Samedi matin. Novillada des fêtes. Deux tiers d’entrée. Novillos de José Cruz (1er bis).
Emiliano Orsonio, avis et silence et silence après avis.
Julio Norte silence après avis et silence.
Clovis Germain, oreille après avis et deux oreilles.
Le jeune Clovis a été sacré roi du Plumaçon hier matin, faisant derrière lui l’unanimité d’un public bienveillant et sauvant de l’ennui une matinée longue comme un jour sans pain. Cette médiocrité, on la doit à un bétail inégal de présentation, faible, décasté et de mobilité réduite, exception faite du sixième, toro complet et d’une noblesse vibrante.
Face à cette matière défaillante on trouvera des excuses à Emiliano Osornio sur la défensive à son premier passage, mais plus décidé par la suite sans trouver l’adversaire idoine à sa bonne volonté. Il tua le quatrième en deux temps d’un estoconazo qui lui vaudra quelques applaudissements.
Beaucoup de décision chez Julio Norte qui tombera sur un os à son premier passage, mais qui se donnera à fond par la suite sans beaucoup de réussite. Accueilli à genoux l’animal donnera des illusions, mais ne dura pas. Le jeune Salmantino l’attaqua par cercanías, un terrain où il excelle, mais l’inanité du bicho ne lui permit pas de connecter avec le public ; les échecs répétés à l’estoc lui interdirent tout espoir de récompenses.
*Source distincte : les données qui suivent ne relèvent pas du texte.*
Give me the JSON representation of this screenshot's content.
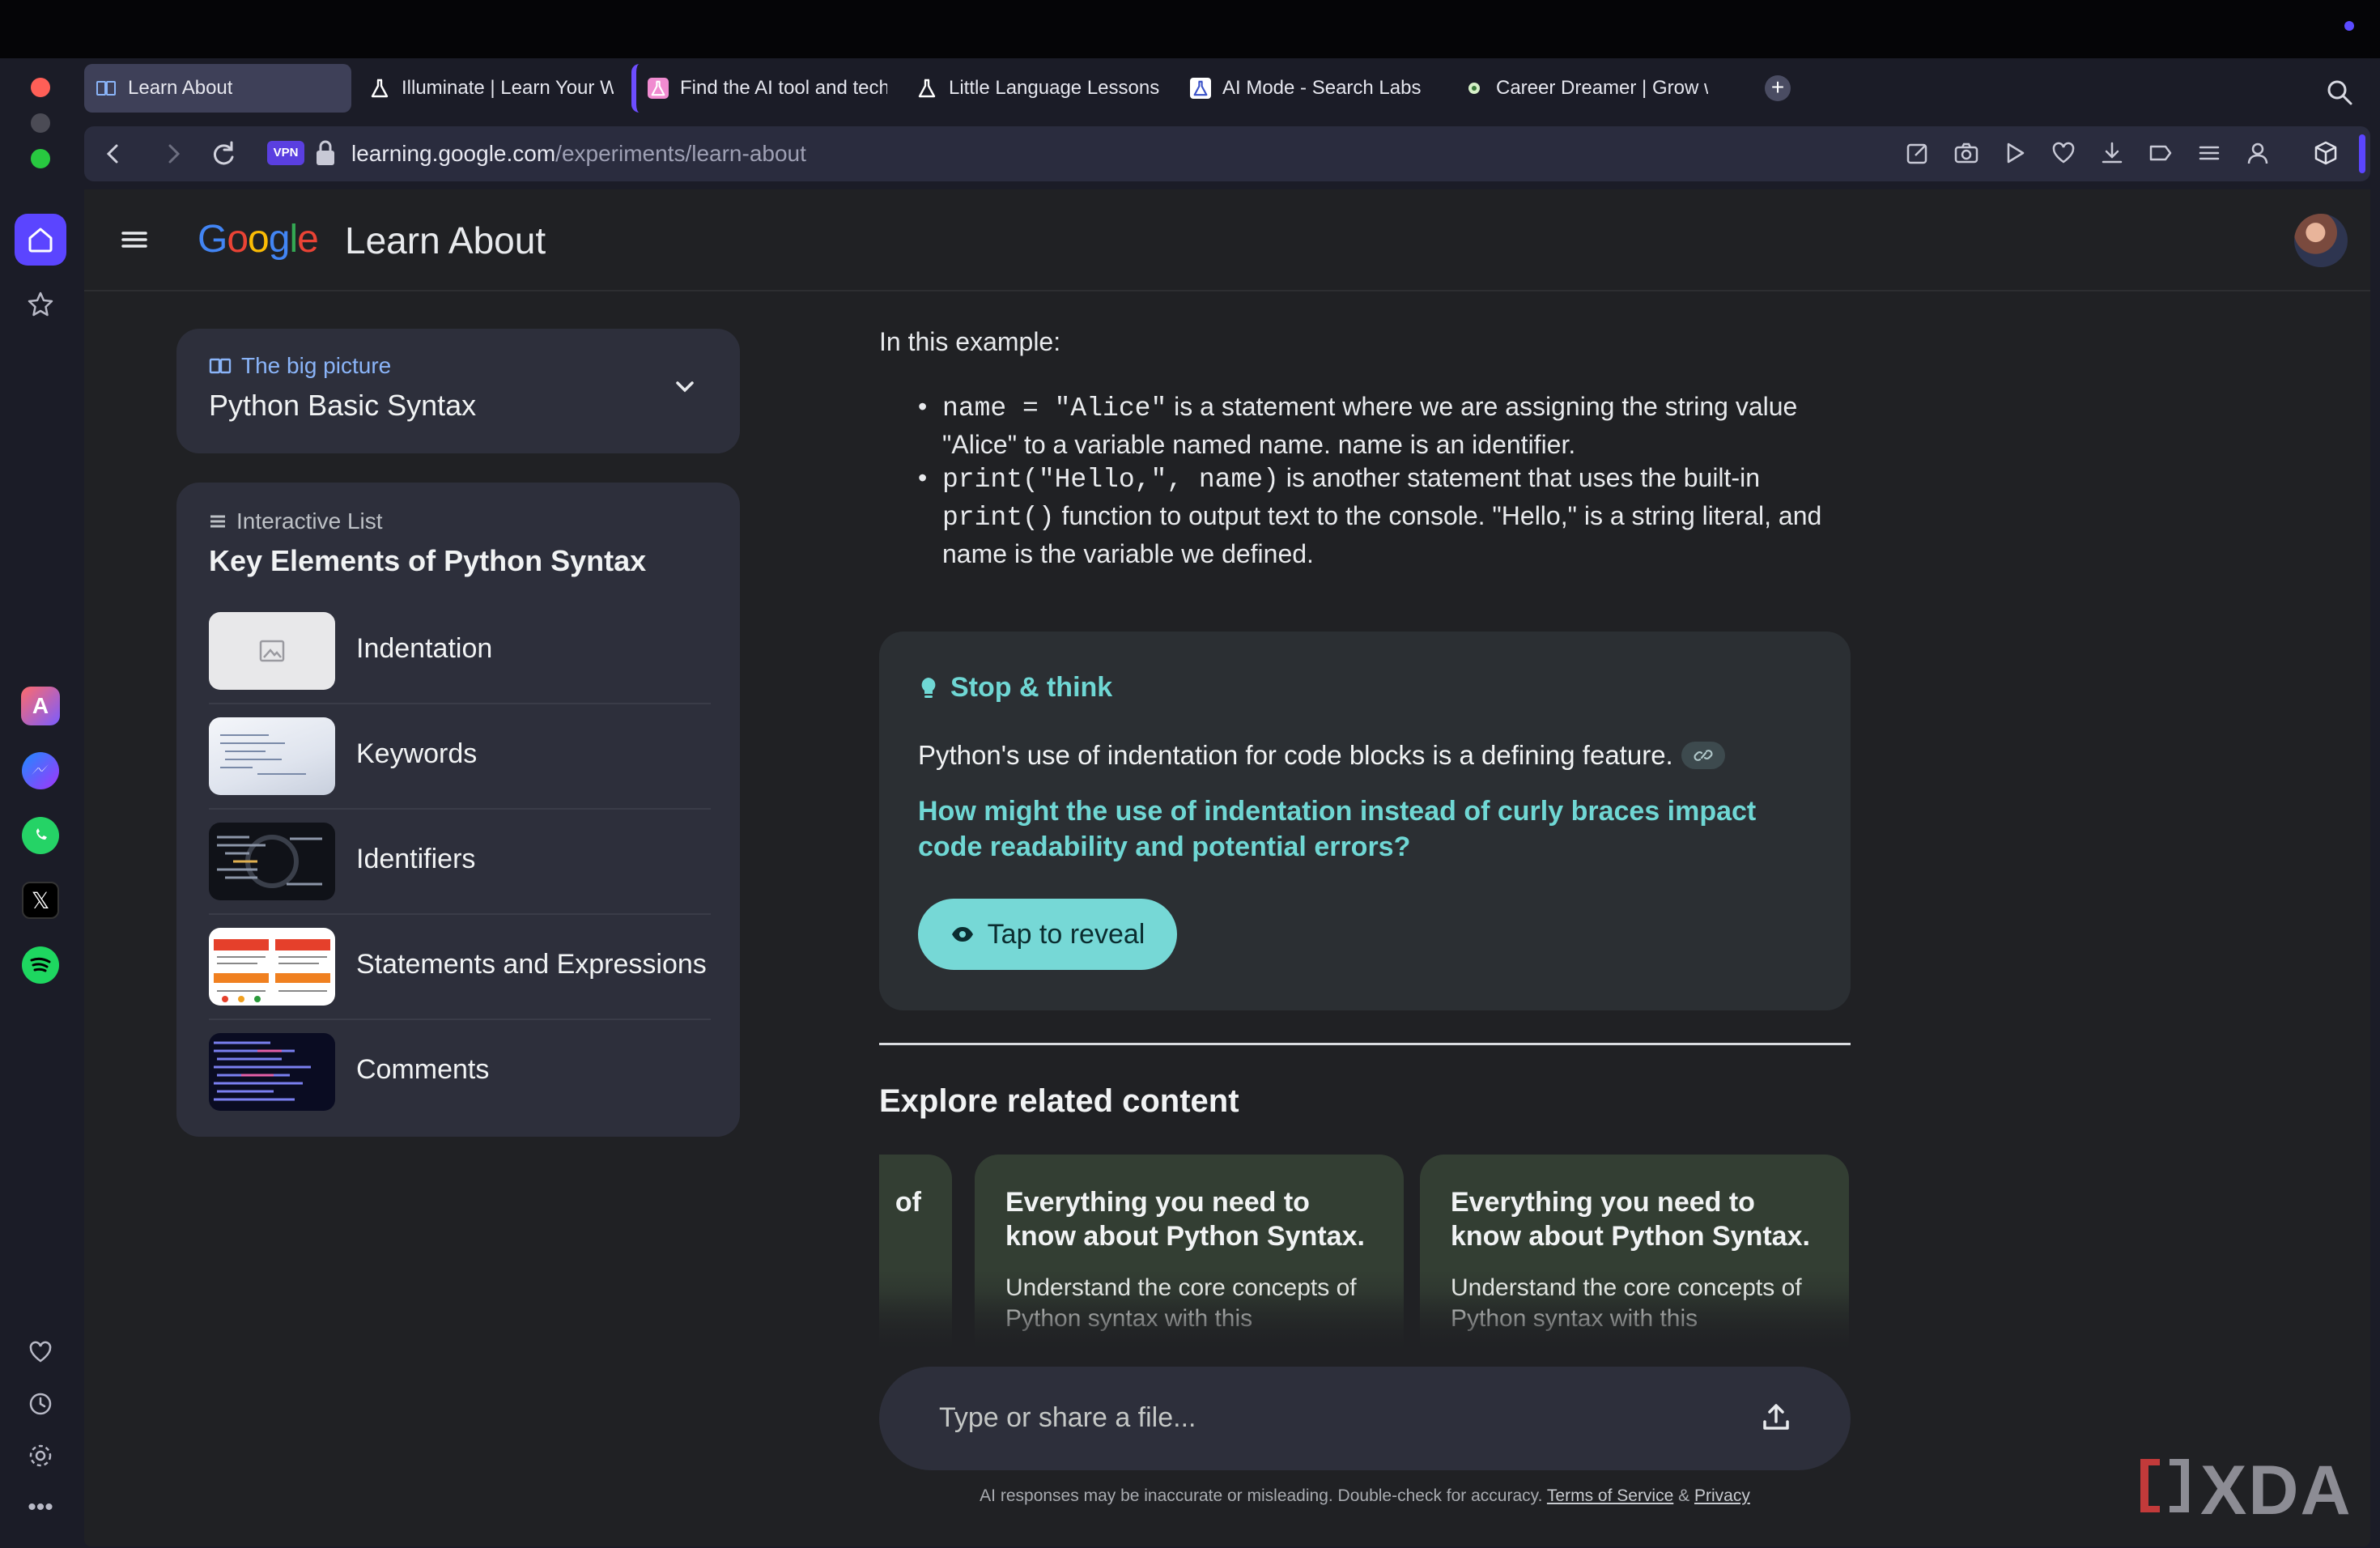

Disons-le, Clovis tomba sur le bon lot mais il sut se montrer à la hauteur, réveillant un conclave déçu et maussade. Il brilla à ses deux dans tous les tiers : aux banderilles (beau quiebro à son second passage) montra de l’agilité et de l’originalité à la cape par saltilleras et chicuelinas et surtout construisit deux faenas classiques menées des deux côtés avec de très bons passages au ralenti. Deux entières, la seconde exécutées à la perfection, conclurent l’ouvrage : Que demande le peuple ? C’est en toute légitimité qu’il sortit royalement du Plumaçon.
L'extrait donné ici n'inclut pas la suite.